During Wednesday's session, the US Dollar managed to touch its 10-month high and pushed the GBP & EUR to 6-month lows. At the same time, the Japanese Yen (JPY) has also entered into BoJ intervention territory. All of this is driven by the fact that the US authorities will not change the current high-interest rates.
Although some sell-off was seen in the US T-bond yields recently, it has stabilized since then. Similarly, we can't ignore the fact that the T-bond yields at only a little below its 16-year highs. That's the primary reason why the greenback (USD) is showing its muscles against the GBP, JPY, & other currencies.

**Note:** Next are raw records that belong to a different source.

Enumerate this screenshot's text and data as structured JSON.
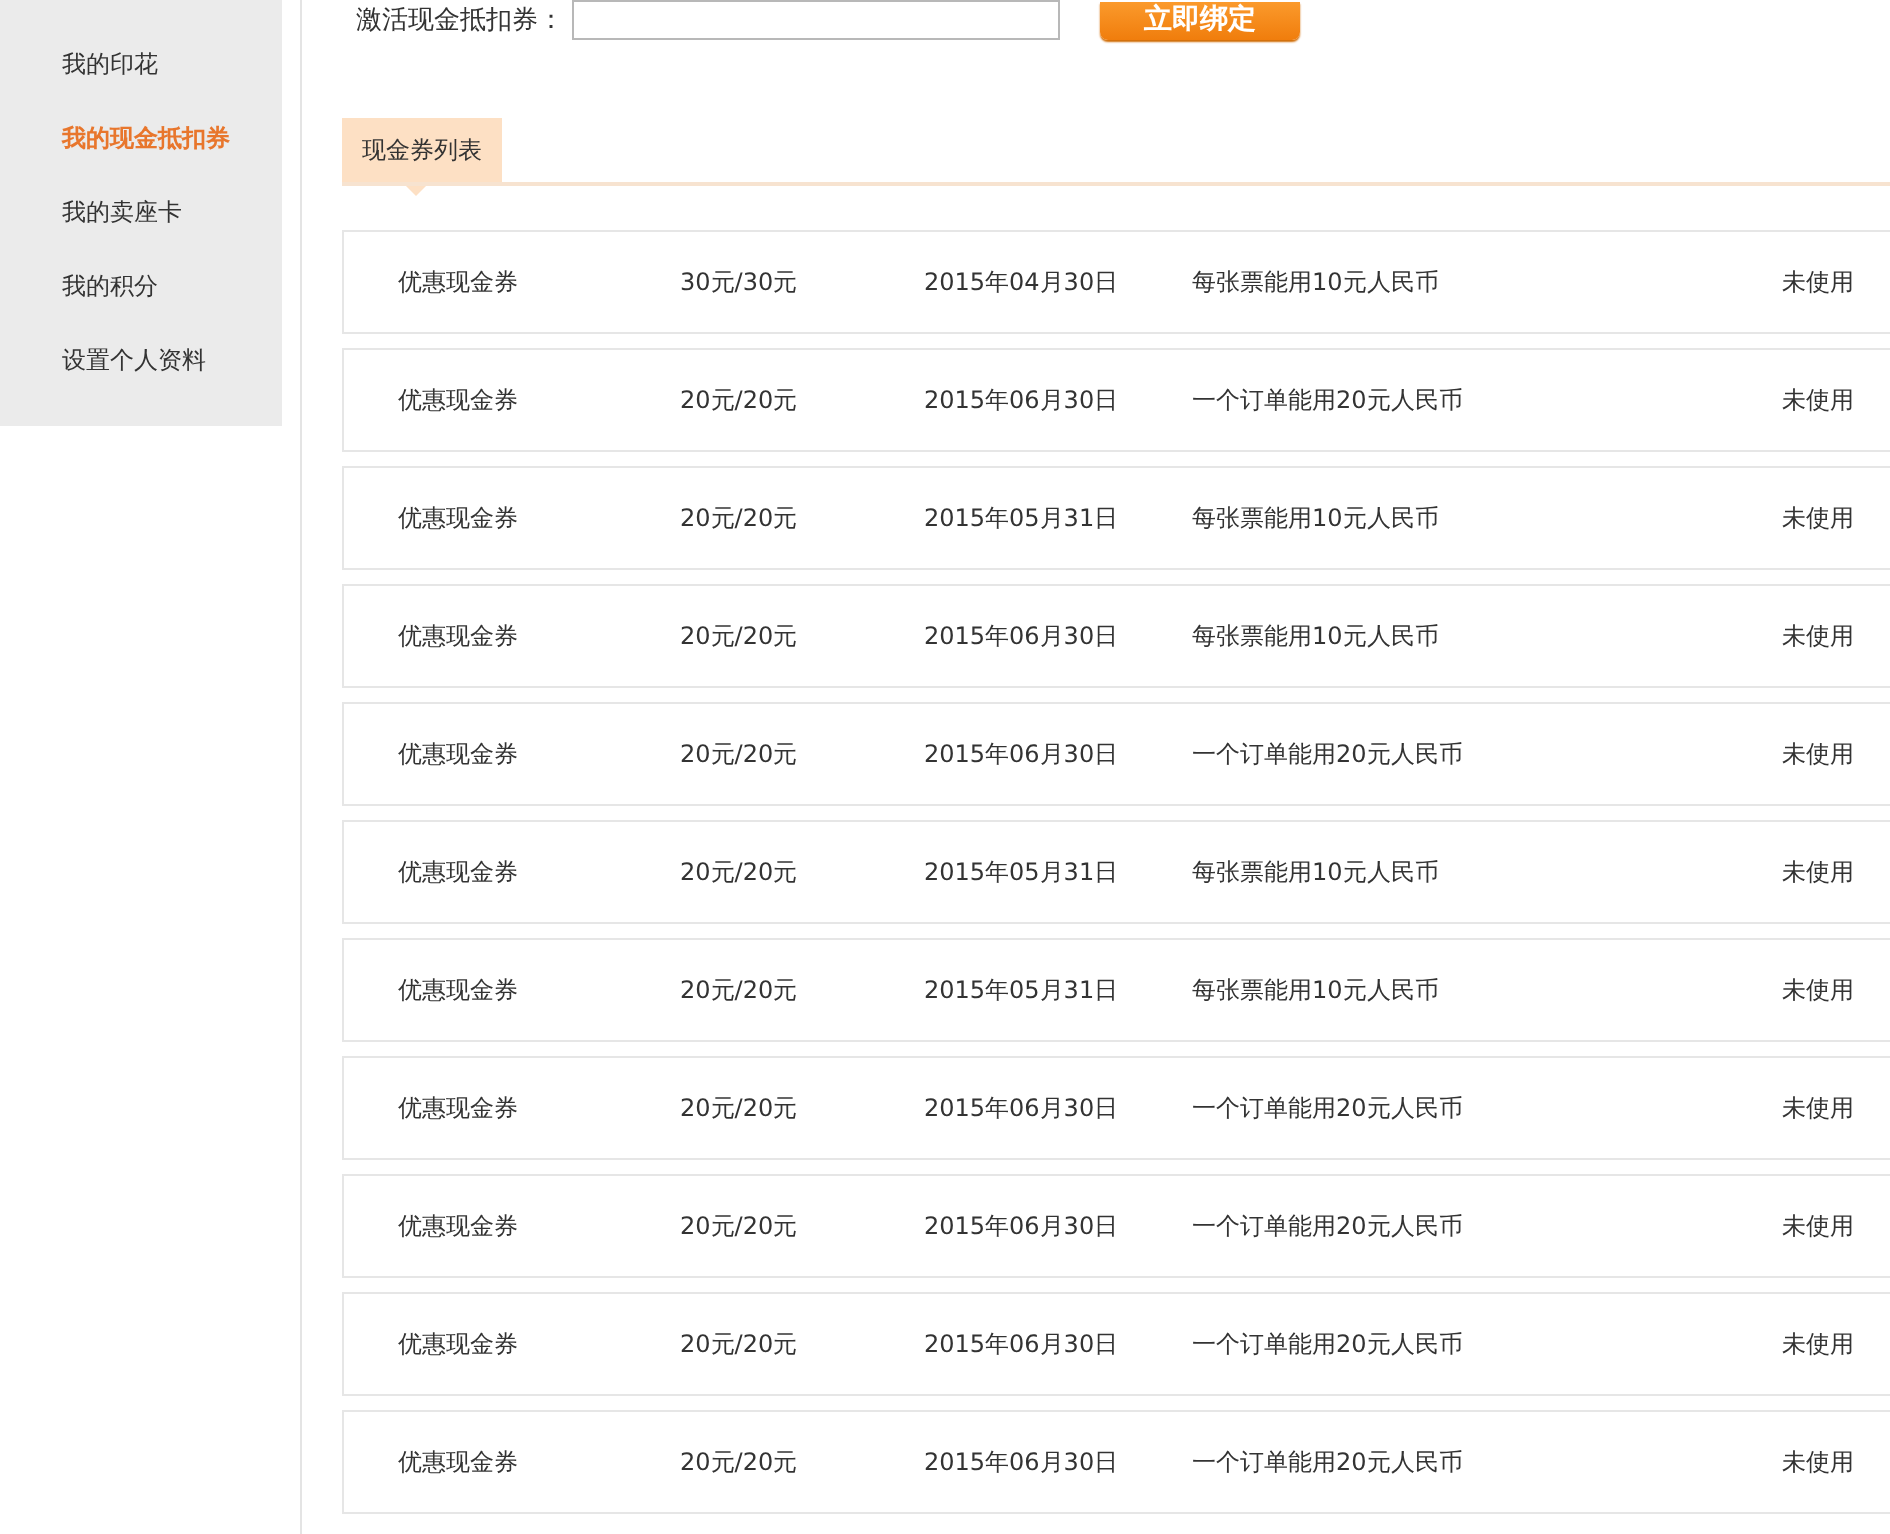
{
  "sidebar": {
    "items": [
      {
        "label": "我的印花",
        "selected": false
      },
      {
        "label": "我的现金抵扣券",
        "selected": true
      },
      {
        "label": "我的卖座卡",
        "selected": false
      },
      {
        "label": "我的积分",
        "selected": false
      },
      {
        "label": "设置个人资料",
        "selected": false
      }
    ]
  },
  "bind": {
    "label": "激活现金抵扣券：",
    "button": "立即绑定"
  },
  "tabs": [
    {
      "label": "现金券列表",
      "selected": true
    }
  ],
  "coupons": [
    {
      "name": "优惠现金券",
      "amount": "30元/30元",
      "expires": "2015年04月30日",
      "rule": "每张票能用10元人民币",
      "status": "未使用"
    },
    {
      "name": "优惠现金券",
      "amount": "20元/20元",
      "expires": "2015年06月30日",
      "rule": "一个订单能用20元人民币",
      "status": "未使用"
    },
    {
      "name": "优惠现金券",
      "amount": "20元/20元",
      "expires": "2015年05月31日",
      "rule": "每张票能用10元人民币",
      "status": "未使用"
    },
    {
      "name": "优惠现金券",
      "amount": "20元/20元",
      "expires": "2015年06月30日",
      "rule": "每张票能用10元人民币",
      "status": "未使用"
    },
    {
      "name": "优惠现金券",
      "amount": "20元/20元",
      "expires": "2015年06月30日",
      "rule": "一个订单能用20元人民币",
      "status": "未使用"
    },
    {
      "name": "优惠现金券",
      "amount": "20元/20元",
      "expires": "2015年05月31日",
      "rule": "每张票能用10元人民币",
      "status": "未使用"
    },
    {
      "name": "优惠现金券",
      "amount": "20元/20元",
      "expires": "2015年05月31日",
      "rule": "每张票能用10元人民币",
      "status": "未使用"
    },
    {
      "name": "优惠现金券",
      "amount": "20元/20元",
      "expires": "2015年06月30日",
      "rule": "一个订单能用20元人民币",
      "status": "未使用"
    },
    {
      "name": "优惠现金券",
      "amount": "20元/20元",
      "expires": "2015年06月30日",
      "rule": "一个订单能用20元人民币",
      "status": "未使用"
    },
    {
      "name": "优惠现金券",
      "amount": "20元/20元",
      "expires": "2015年06月30日",
      "rule": "一个订单能用20元人民币",
      "status": "未使用"
    },
    {
      "name": "优惠现金券",
      "amount": "20元/20元",
      "expires": "2015年06月30日",
      "rule": "一个订单能用20元人民币",
      "status": "未使用"
    }
  ]
}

The Euro (EUR) was seen trading near 1.0534 against the USD with a 0.3% downside. These levels were only last seen on 15th March & thus signify a major shift in the Euro's trend.
If the Euro continues on this path, it will end up losing 3% of its value by the end of September. Similarly, the Euro's recent quarter will also be one of its worst for the year 2023.
A closer look at the Pound Sterling (GBP) reveals it is also down by 0.2% and currently trades near 1.2134. On a quarterly basis, the GBP is all set to lose 4% of its value.
In addition, the USD index is currently trading near 10.649 (a 10-month high) and represents the collective strength of the dollar against other currencies.
According to Nordea's senior strategist, the markets now firmly believe in higher interest rates and higher bond yields for a long time. That's the key driver which is sending the US Dollar higher. They also added that the recent 4.5% yield of the 10-year bonds is also one of the highest in the last few years.
According to the Fed officials, they can't rule out any additional rate hikes if the condition requires it! So, on that front, the sentiment is most definitely hawkish and is thus pushing the EUR & GBP down.